Titanic: Adventure Out of Time is an open-ended first-person adventure game set on the doomed maiden voyage of the HMS Titanic. The player takes the role of Frank Carlson, a disgraced British secret service agent. His career having ended after he failed in a mission on board the HMS Titanic, he now lives in a small apartment, surrounded by mementos of his past. Somehow, however, Carlson is thrown backward into his past to April of 1912, giving the player an opportunity to change the events on board the doomed ship. While the player is not able to avert the sinking of the Titanic, they are able to influence not only Frank’s timeline but that of the other passengers on board the ship and, indeed, the progression of subsequent human history. As a result, details of the game’s plot are affected by the player’s actions, which can result in one of any number of significant or minutely different endings.
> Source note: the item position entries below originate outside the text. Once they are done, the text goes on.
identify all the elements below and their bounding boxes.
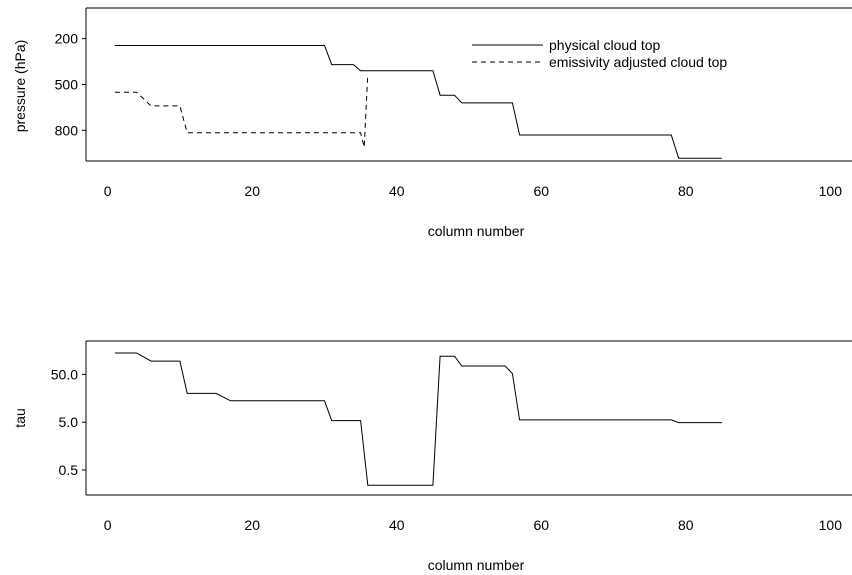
pressure-x-axis-title: column number bbox=[428, 223, 525, 239]
series-line-emissivity-adjusted-cloud-top bbox=[114, 73, 369, 148]
pressure-y-tick-label: 500 bbox=[55, 77, 79, 93]
tau-x-tick-label: 60 bbox=[533, 517, 549, 533]
series-line-tau-series-0 bbox=[114, 352, 722, 486]
pressure-y-tick-label: 800 bbox=[55, 122, 79, 138]
pressure-x-ticks: 0 20 40 60 80 100 bbox=[104, 183, 842, 199]
tau-y-axis-title: tau bbox=[12, 408, 28, 427]
tau-x-axis-title: column number bbox=[428, 557, 525, 573]
tau-series-group bbox=[114, 352, 722, 486]
tau-y-tick-label: 5.0 bbox=[59, 414, 79, 430]
tau-x-ticks: 0 20 40 60 80 100 bbox=[104, 517, 842, 533]
pressure-series-group bbox=[114, 45, 722, 159]
series-line-physical-cloud-top bbox=[114, 45, 722, 159]
legend-label-emissivity-adjusted-cloud-top: emissivity adjusted cloud top bbox=[549, 54, 727, 70]
tau-y-ticks: 0.5 5.0 50.0 bbox=[51, 366, 86, 478]
pressure-x-tick-label: 20 bbox=[244, 183, 260, 199]
pressure-x-tick-label: 40 bbox=[389, 183, 405, 199]
tau-y-tick-label: 0.5 bbox=[59, 462, 79, 478]
pressure-x-tick-label: 60 bbox=[533, 183, 549, 199]
pressure-x-tick-label: 100 bbox=[819, 183, 843, 199]
pressure-x-tick-label: 80 bbox=[678, 183, 694, 199]
legend-label-physical-cloud-top: physical cloud top bbox=[549, 37, 661, 53]
tau-chart: 0.5 5.0 50.0 0 20 40 60 80 100 column number ta… bbox=[12, 340, 852, 573]
tau-x-tick-label: 20 bbox=[244, 517, 260, 533]
pressure-y-ticks: 200 500 800 bbox=[55, 31, 86, 138]
pressure-x-tick-label: 0 bbox=[104, 183, 112, 199]
tau-x-tick-label: 80 bbox=[678, 517, 694, 533]
pressure-legend: physical cloud top emissivity adjusted c… bbox=[472, 37, 727, 70]
tau-x-tick-label: 100 bbox=[819, 517, 843, 533]
tau-axes bbox=[85, 340, 852, 496]
tau-x-tick-label: 0 bbox=[104, 517, 112, 533]
pressure-axes bbox=[85, 7, 852, 162]
pressure-chart: 200 500 800 0 20 40 60 80 100 physical cloud to… bbox=[12, 7, 852, 239]
pressure-y-axis-title: pressure (hPa) bbox=[12, 40, 28, 133]
tau-x-tick-label: 40 bbox=[389, 517, 405, 533]
tau-y-tick-label: 50.0 bbox=[51, 366, 78, 382]
pressure-y-tick-label: 200 bbox=[55, 31, 79, 47]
The game is a puzzle-solving adventure game which utilizes a simple, point-and-click system in order for the player to interact with the world. While the game is played in the form of a traditional adventure game, it expands on this established system by constructing its game play around the idea of a continuous, transitory world. While the player still progresses through the game primarily through solving puzzles and interacting with other characters it presents these interactions as taking place within an active, malleable world. Characters, for instance, periodically move about the ship, and can be found in different portions of the ship during different times of day as they pursue their lives apart from the player.
Puzzles are similarly tied to this progression of time, and players may choose to pursue plot lines how ever they think is best, influencing both the plot and other puzzles within the game, allowing them to completely overlook or pass over entire puzzles and story points. Early in the game, for instance, the player is asked to locate an item hidden by another character. If they’re able to discover its location early enough, they can take the item from its hiding spot before someone else does. If they’re sidetracked by other characters within the world, or in some other way too slow in locating the object, the hiding spot will be empty and the plot will accommodate this development. It is important to note, however, that the game does not progress in real-time as other adventures, such as The Last Express, do. Rather, time progresses due to the player solving a puzzle or in some other way advancing the game.
In addition to the traditional puzzles within the game, there are also mini-games which the player can participate in either for fun or to influence the plot, such as poker and fencing.
The game is presented using 3D graphics, although the player still moves through the game by shifting from screen to screen, similar in style to the movement found in other adventure titles such as Riven. The bottom of the screen features a nautically-themed interface featuring a life preserver (the menu), a pocket watch (which represents the in-game time), a rolled piece of parchment (a map of the ship), and a leather case (the inventory).